No one can deliver their best results in an environment where they don’t get along with their peers. Peer conflict increases attitude problems, office tension, and absenteeism. It typically will impact not only individual performance, but also customer service and corporate morale.

In today’s world, where cross-functional teams thrive, the opportunity for peer conflict is greater than ever. We routinely force individuals with inherently different styles to work together. We mix engineering, sales, marketing, and R&D providing little more than a common goal. While such diversity can greatly aid the creative process, it also increases the likelihood of conflict—and raises the risk of failure.

Proactive management can put a stop to a bad situation before it snowballs. Just as in dealing with conflicts with the boss, the objective is to avoid peer conflict or discover and fix it before failure occurs. Once again, a combination of personality assessment, candor, feedback, and training for both managers and employees will greatly aid in preventing peer conflict. And of course if all else fails, mixing up the teams is an option.

Preventing Conflict in Values, Ethics, and Style

You can teach skills. You can help people gain experience. But you can’t change an individual’s personality. Forcing a square peg into a round hole does nothing more than frustrate the peg and damage the hole.

To prevent conflicts in values, ethics and behavioral style, there is only one solution—hire right!
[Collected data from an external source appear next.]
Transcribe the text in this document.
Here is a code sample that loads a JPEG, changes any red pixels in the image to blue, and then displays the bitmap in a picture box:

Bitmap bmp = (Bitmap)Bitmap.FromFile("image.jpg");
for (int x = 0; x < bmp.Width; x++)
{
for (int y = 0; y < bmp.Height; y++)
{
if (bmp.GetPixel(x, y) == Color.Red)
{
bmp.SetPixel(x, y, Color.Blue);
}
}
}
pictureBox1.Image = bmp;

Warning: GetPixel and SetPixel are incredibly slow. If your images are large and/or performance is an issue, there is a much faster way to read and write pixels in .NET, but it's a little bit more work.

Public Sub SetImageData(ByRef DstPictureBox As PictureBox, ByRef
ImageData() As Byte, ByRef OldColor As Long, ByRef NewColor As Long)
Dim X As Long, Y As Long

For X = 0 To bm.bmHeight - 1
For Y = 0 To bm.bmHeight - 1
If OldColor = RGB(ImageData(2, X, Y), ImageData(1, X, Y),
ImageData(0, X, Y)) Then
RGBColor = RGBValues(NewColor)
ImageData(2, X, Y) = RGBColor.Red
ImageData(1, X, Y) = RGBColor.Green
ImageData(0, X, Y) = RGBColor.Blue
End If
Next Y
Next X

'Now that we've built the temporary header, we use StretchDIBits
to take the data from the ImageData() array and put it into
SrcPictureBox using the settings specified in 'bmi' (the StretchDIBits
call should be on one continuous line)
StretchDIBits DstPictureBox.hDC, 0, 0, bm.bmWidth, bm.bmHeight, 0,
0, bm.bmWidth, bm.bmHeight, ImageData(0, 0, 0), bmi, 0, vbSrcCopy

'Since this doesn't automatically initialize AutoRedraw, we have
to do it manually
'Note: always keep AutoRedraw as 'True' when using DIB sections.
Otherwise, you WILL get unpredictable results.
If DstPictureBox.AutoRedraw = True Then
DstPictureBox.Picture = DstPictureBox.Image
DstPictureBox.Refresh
Placing a clock-watcher in a dedicated and highly focused team will probably create a great deal of dissension. Turning an engineer into a salesman might just drive him and the other sales people crazy. And both situations may culminate in turnover. Hiring the wrong people is a sentence to failure.

Preventing Skill Deficiency

Some people fail because they truly can’t do the job. This may be the result of poor hiring procedures, inadequate training, or people being promoted beyond their level of competency. The best way to prevent failure due to skill deficiency is to verify hat you have the right person for the task—whether you’re hiring, re-organizing, or promoting. In hiring, don’t rely on resumes to determine skills. Test those skills in a manner closely related to how they will be applied in the work place. Consider computer-based testing and in-box simulations. Test problem-solving capabilities. A very bright candidate might not have exactly the right experience, but he or she stands a better chance of quickly mastering previously unfamiliar tasks.

Proper training is also critical. No one can succeed without the right tools, and training is one of the most essential. In today’s hectic work environment, training can often be overlooked. New hires are brought in to help out, but nobody has the time to teach them all they need to know to be truly effective. Whether through formal training, apprenticeships, or on-the-job training, make sure that your employees are taught the skills they need to succeed.

Reduce Failure, Hire Better

 
Many people who fail at their jobs probably shouldn’t have been given those jobs in the first place. The best way to reduce failure is to make better hiring decisions. Hire more than skills and experience: hire people who will be a good fit with their manager, their co-workers, and your corporate culture. Assess behavioral traits to determine a better fit. A structured interview process designed with the guidance of HR professionals, supervisors, and employees who are already top performers in the relevant positions can offer a much clearer forecast of future performance. Such a process will ensure consistency and fairness, improve the quality of information gathering, and will greatly reduce the chances of error. Hiring right gives people the best chance to succeed in the workplace.